If enacted, the ‘Cap-and-Trade’ legislation will significantly increase electric rates on Kentucky consumers and businesses. Mongiardo called the ‘Cap-and-Trade’ Bill unfair to Kentucky’s rate payers and utility companies, especially the 26 non-profit rural electric cooperatives who strive to provide affordable electricity to hundreds of thousands of homes and small business throughout rural Kentucky.
Mongiardo said, “It is fundamentally unfair to punish Kentucky’s electric utilities and by extension the end user, as this Bill does, when there is no technology currently available that will allow them to comply, other than by purchasing ‘allowances’ at a price that may very well be dictated by Wall Street investors and speculators.”
Mongiardo expressed concern that the legislation’s ‘Cap-and-Trade’ system is designed to benefit Wall Street, not Main Street. Mongiardo said, “By creating Billions of Co2 emission ‘allowances’ that can be bought and sold on the open market to the highest bidder, this Bill essentially creates a vast, new energy derivatives market for Wall Street investment firms that could easily lead to price speculation resulting in artificial spikes in energy costs for rate payers. These are the same Wall Street investment firms largely responsible for developing mortgage-backed security derivatives that ultimately led to the economic meltdown in the housing market, wiped out trillions of dollars of capitol representing the life savings of millions of Americans and put our nation in the worst economic recession since the Great Depression.”

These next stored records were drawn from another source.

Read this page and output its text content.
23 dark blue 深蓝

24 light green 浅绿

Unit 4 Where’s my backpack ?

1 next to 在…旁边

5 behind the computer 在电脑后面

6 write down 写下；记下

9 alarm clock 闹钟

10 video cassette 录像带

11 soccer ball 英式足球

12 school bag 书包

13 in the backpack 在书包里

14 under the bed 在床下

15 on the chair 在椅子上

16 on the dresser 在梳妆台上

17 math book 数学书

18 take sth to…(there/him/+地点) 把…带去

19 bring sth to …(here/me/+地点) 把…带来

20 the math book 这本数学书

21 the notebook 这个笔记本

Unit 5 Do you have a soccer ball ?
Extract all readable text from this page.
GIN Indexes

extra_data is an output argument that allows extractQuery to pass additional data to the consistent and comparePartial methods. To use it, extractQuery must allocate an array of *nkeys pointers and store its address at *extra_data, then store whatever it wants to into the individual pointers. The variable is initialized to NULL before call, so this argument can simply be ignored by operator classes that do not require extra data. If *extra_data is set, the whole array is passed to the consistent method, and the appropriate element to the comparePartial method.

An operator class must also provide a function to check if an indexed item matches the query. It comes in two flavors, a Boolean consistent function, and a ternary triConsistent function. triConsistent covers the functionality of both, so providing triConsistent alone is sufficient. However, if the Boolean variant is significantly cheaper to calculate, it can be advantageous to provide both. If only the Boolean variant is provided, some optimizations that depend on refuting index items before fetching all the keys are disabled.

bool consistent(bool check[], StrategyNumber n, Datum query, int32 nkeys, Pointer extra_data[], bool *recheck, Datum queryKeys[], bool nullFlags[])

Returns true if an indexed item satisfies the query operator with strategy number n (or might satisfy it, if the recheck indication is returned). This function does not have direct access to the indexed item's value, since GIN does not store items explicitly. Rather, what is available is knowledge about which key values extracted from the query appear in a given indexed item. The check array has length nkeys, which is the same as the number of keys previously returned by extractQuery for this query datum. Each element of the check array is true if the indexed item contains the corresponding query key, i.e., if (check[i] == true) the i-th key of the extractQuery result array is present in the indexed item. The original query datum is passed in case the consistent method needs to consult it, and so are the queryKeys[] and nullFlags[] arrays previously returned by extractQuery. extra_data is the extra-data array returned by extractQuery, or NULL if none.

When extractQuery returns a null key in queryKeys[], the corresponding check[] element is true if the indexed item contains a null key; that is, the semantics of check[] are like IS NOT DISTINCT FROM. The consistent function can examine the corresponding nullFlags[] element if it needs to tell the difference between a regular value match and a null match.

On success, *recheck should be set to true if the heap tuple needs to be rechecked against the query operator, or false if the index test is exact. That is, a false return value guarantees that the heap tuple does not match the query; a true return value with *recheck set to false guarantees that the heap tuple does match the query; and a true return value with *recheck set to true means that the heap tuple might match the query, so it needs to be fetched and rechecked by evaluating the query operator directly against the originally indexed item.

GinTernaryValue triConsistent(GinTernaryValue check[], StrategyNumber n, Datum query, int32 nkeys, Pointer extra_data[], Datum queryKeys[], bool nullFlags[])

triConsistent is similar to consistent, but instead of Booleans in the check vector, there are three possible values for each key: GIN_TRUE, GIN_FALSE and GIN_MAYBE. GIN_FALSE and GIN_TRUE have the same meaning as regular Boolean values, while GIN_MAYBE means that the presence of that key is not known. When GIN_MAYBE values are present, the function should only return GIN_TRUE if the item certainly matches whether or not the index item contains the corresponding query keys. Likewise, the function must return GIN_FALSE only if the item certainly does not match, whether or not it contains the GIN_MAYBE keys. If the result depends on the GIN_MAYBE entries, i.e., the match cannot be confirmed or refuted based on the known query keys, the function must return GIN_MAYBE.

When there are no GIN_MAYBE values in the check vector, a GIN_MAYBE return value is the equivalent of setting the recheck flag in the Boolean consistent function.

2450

Mongiardo asked, “If the true purpose of this legislation is to reduce Co2 emissions that are believed to be responsible for climate change, why does the Bill put the profits into the pockets of Wall Street speculators instead of reinvesting those profits or revenues back into research and technology so that we may develop new methods to reduce Co2 emissions, save manufacturing jobs in Kentucky and America’s heartland, and improve our environment?”